The Hunger Plan (German: der Hungerplan, der Backe-Plan) was a partially implemented plan developed by Nazi bureaucrats during World War II to seize food from the Soviet Union and give it to German soldiers and civilians. The plan entailed the genocide by starvation of millions of Soviet citizens following Operation Barbarossa, the 1941 invasion of the Soviet Union (see Generalplan Ost). The plan created a famine as an act of policy, killing millions of people.[1]
The Hunger Plan was first formulated by senior German officials during a Staatssekretäre meeting on 2 May 1941 to prepare for the Wehrmacht (German armed forces) invasion and the Nazi war of extermination (Vernichtungskrieg) in Eastern Europe.
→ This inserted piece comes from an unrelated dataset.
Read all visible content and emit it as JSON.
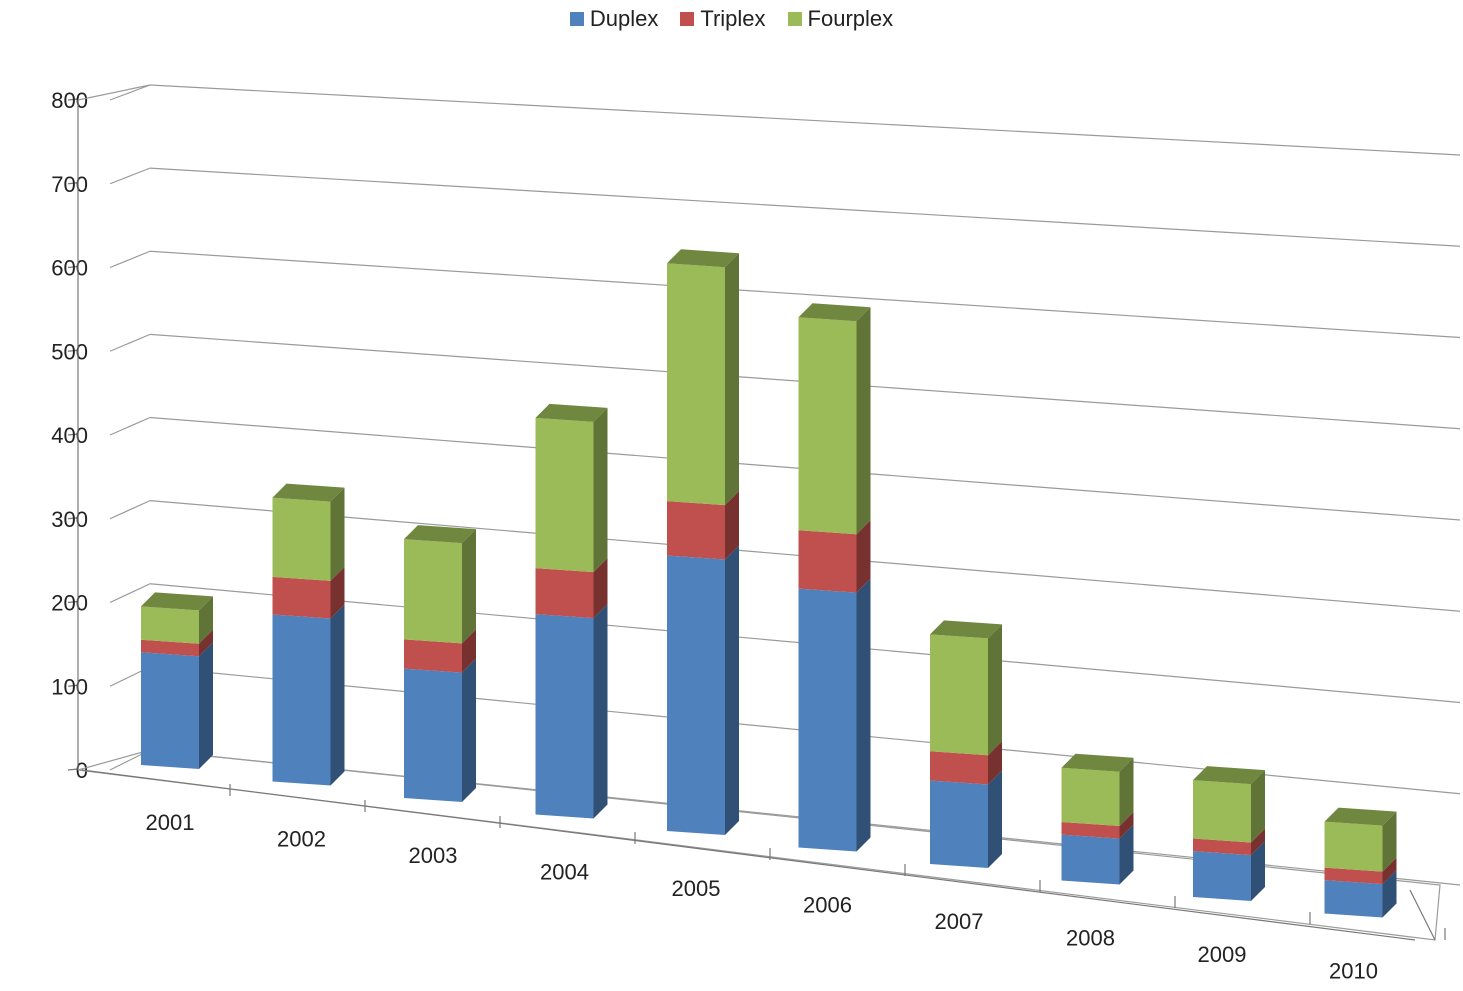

Its means of mass murder were outlined in several documents, including one that became known as Göring's Green Folder. As part of the plan, Nazi military forces were ordered to capture food stocks in occupied territories, redirect them to supply German troops and fuel the German war economy.[2][3] In addition to the extensive exploitation of resources to support the German war economy, the Hunger Plan intended to create an artificial famine in Eastern Europe, which would have resulted in deaths of around 31 to 45 million inhabitants through forced starvation.[4][5]
The original plan was orchestrated by Herbert Backe, who led a coalition of Nazi politicians dedicated to securing Germany's food supply. He was politically allied with Heinrich Himmler, who was a member of the same coalition. The plan is estimated to have eliminated 4.2 million Soviet citizens between 1941 and 1944, but most of its victims were Russians, Ukrainians, and Belarusians. The plans to starve the entire civilian population of the occupied territories had been abandoned by the end of 1941, because the goal was considered to surpass the capability of the German military forces.